Lately, that trend has been with bluegrass and American folk. Coming out of the normal post-ICON celtic mood, a swing into folk is not v. surprising. They are in a similar vein. In the past months my moods have wanted Woody Guthrie, Pete Seeger (who turned 88 recently!) and JOhnny Cash. Then I listened to the band of someone I know - an old time bluegrass/folk group (The Powder Kegs. It'd been a long while since I'd listening to old bluegrass (as opposed to modern groups like Alison Kraus and Union Station) or Appalacian. These are genres I equate with my father, my family in Kentucky, and my childhood. And granted, too much drawl and banjo can get to me after a while. I have the same problem with rap and modern country music (forget some of the 70s country. Save for a few fav artists, or the kind that borders more folk/bluegrass than country, can't do it). But good bluegrass should make a body want to get up and dance. You shouldn't be able to sit still - the need to tap your toes or something should be overpowering. Ubeat grooves should make the endorphines flow. Ballads should make you feel like staring at the mood and crying. Is this alot to ask of a folk genre, one useually played by smaller groups and not main stream artists? Maybe. But music needs to be made with passion. Bluegrass without passion? I...don't even know what that could be, except terrible. At least pop music without passion still makes Billboard charts.

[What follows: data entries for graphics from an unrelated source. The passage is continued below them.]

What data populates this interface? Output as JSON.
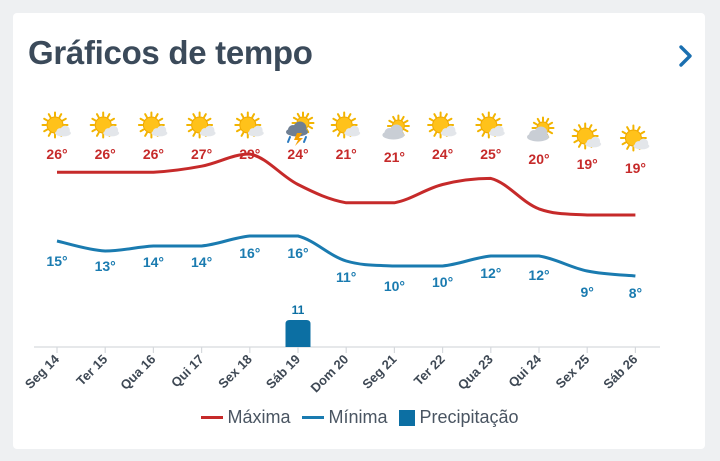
{
  "header": {
    "title": "Gráficos de tempo",
    "chevron_icon": "chevron-right-icon"
  },
  "colors": {
    "max": "#c62a2a",
    "min": "#1a7bb0",
    "precip": "#0c6fa3",
    "chevron": "#1a6fb0",
    "axis": "#d6d9dd",
    "tick_text": "#3e4854"
  },
  "chart_data": {
    "type": "line",
    "categories": [
      "Seg 14",
      "Ter 15",
      "Qua 16",
      "Qui 17",
      "Sex 18",
      "Sáb 19",
      "Dom 20",
      "Seg 21",
      "Ter 22",
      "Qua 23",
      "Qui 24",
      "Sex 25",
      "Sáb 26"
    ],
    "icons": [
      "sun-cloud-icon",
      "sun-cloud-icon",
      "sun-cloud-icon",
      "sun-cloud-icon",
      "sun-cloud-icon",
      "thunderstorm-icon",
      "sun-cloud-icon",
      "cloudy-icon",
      "sun-cloud-icon",
      "sun-cloud-icon",
      "cloudy-icon",
      "sun-cloud-icon",
      "sun-cloud-icon"
    ],
    "series": [
      {
        "name": "Máxima",
        "values": [
          26,
          26,
          26,
          27,
          29,
          24,
          21,
          21,
          24,
          25,
          20,
          19,
          19
        ],
        "labels": [
          "26°",
          "26°",
          "26°",
          "27°",
          "29°",
          "24°",
          "21°",
          "21°",
          "24°",
          "25°",
          "20°",
          "19°",
          "19°"
        ]
      },
      {
        "name": "Mínima",
        "values": [
          15,
          13,
          14,
          14,
          16,
          16,
          11,
          10,
          10,
          12,
          12,
          9,
          8
        ],
        "labels": [
          "15°",
          "13°",
          "14°",
          "14°",
          "16°",
          "16°",
          "11°",
          "10°",
          "10°",
          "12°",
          "12°",
          "9°",
          "8°"
        ]
      },
      {
        "name": "Precipitação",
        "values": [
          0,
          0,
          0,
          0,
          0,
          11,
          0,
          0,
          0,
          0,
          0,
          0,
          0
        ],
        "labels": [
          "",
          "",
          "",
          "",
          "",
          "11",
          "",
          "",
          "",
          "",
          "",
          "",
          ""
        ]
      }
    ],
    "legend": "bottom-center"
  }
}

Music like this has a stigma, though, especially in today's political climate. It is associated with hicks, rednecks, neo-cons, conservtives, and crazy uber-patriotics who want to bomb things. I ahte steretypes, and this one really gets to me. Yes, traditional American folk music is listened to and performed mostly by older people with a sense of nostalgia nd 'the good old days.' Yes, this is predominately a Caucasian, middle America genre. But! There are no absolutes! The band I mentioned is a group of guys in their early twenties from the Northeast and New England. Not sure, but I think they might even be suburbanites (gasp!). And for the record, music preference does NOT equal political position. My father is a conservative Republican who listens to, and played the music of, Pete Seeger (he once told Pete to his face that he disliked his politics, probably calling his a dirty Commie). Left-wingers listen to country (hell, look at the Dixie Chicks!). Music brnigs people together, not the other way around. It touches the mind and soul in ways that transcend silly social, racial, political, and cultural lines. True, it is a powerful medium often used for political motives (see- Pete, The Dixie Chicks, most 1960s American folk, campaign songs, Civil War temperence movement - the list goes on), but sound knows no boundries.

Ok, so this started with bluegrass, and I had every intention of writing about the heartyness of the genre and why I love it. It got sidetracked. And into politics, no less! (I hate politics.) Such is life.